National geoscience agency Geoscience Australia will soon release detailed sonar mapping of 120,000 square kilometers (46,000 square miles) of seabed that was searched for the wreckage of the Boeing 777 that vanished with 239 passengers and crew on March 8, 2014.
The unique information about plate tectonics would interest geoscientists as well as oil and gas explorers, said Australian National University marine geologist Neville Exon, who has advised Geoscience Australia on the sonar data.
"It's fascinating that so much good science is coming out of an absolute disaster and a heck of a lot of money has gone into it," Exon said.
The mapping was unique in its detail of the enormous area up to 6.5 kilometers (4 miles) in depth, he said
Australian marine research ship RV Investigator will use the detailed sonar images, once they're available, to identify areas of interest to collect rock and core samples and work out how the seabed formed, he said.
"What'll happen now is that academia will do a whole lot of studies working out what is going on there and they will publish those studies and industry will be interested in those, particularly if they are working in an adjacent area," Exon said.
Before the search for Flight 370, maps of the seafloor in the search area were derived from satellites and only indicated the depth at a coarse resolution, not showing the shape of the seafloor in enough detail for safe navigation of underwater vehicles.
These coarse maps provided data at a low resolution of approximately 1,500 meters per pixel. Searchers conducted a bathymetric survey of more than 200,000 square kilometers (77,000 square miles) of sea bed and collected data at 40 to 110 meters (130 to 360 feet) per pixel before the task of looking for wreckage began.
Exon said two seafloor features within the search zone potentially contained oil and gas: Broken Ridge and Kerguelen Plateau.
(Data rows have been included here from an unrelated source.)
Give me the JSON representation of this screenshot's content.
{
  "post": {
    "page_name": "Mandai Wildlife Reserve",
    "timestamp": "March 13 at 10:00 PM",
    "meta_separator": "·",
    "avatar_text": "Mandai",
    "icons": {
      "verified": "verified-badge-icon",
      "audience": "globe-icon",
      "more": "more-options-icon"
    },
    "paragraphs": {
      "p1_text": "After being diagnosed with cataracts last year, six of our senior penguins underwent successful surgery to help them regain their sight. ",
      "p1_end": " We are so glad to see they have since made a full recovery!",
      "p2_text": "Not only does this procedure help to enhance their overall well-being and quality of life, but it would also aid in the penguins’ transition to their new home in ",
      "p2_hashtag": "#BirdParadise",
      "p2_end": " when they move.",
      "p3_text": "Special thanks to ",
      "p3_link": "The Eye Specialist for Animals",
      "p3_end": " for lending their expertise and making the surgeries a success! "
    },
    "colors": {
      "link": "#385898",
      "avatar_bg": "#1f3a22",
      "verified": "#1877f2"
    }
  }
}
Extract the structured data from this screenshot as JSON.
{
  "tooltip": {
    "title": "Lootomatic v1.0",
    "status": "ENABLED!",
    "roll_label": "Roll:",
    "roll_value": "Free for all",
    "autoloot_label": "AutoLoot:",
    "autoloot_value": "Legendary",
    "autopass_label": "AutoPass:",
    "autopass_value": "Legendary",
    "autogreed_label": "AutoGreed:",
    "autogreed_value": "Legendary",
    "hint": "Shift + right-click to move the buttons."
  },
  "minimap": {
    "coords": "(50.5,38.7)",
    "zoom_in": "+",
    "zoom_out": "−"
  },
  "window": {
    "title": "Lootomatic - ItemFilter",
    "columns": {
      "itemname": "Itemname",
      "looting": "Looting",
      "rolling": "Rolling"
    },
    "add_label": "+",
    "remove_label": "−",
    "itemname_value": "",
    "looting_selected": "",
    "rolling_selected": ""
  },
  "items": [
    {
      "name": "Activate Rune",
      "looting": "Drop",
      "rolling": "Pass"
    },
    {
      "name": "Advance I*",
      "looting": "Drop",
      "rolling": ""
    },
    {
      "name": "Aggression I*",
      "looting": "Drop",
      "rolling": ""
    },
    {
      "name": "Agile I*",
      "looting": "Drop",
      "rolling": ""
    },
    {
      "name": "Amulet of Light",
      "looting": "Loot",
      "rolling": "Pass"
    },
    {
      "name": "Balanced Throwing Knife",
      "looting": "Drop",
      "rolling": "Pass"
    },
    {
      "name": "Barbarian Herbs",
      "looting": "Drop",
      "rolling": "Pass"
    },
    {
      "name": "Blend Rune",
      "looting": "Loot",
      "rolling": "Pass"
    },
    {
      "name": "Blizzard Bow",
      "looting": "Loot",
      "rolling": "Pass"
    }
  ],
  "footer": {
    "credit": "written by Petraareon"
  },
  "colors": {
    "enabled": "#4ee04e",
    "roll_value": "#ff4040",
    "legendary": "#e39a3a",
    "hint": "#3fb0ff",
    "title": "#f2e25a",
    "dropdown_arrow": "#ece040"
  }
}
But he doubted drilling in such deep water would be financially viable.
South of Broken Ridge, a field of potato-like manganese nodules could be dredged. These also contain iron ore, nickel, copper and cobalt. But Exon did not think mining these would be economically viable at present.
But Exon said understanding how the seabed formed in the search area would give oil and gas explorers clues where to look for energy fields closer to the Australian shore.
"It hasn't been a waste of time," Exon said of the search. "It's been a great step forward for science."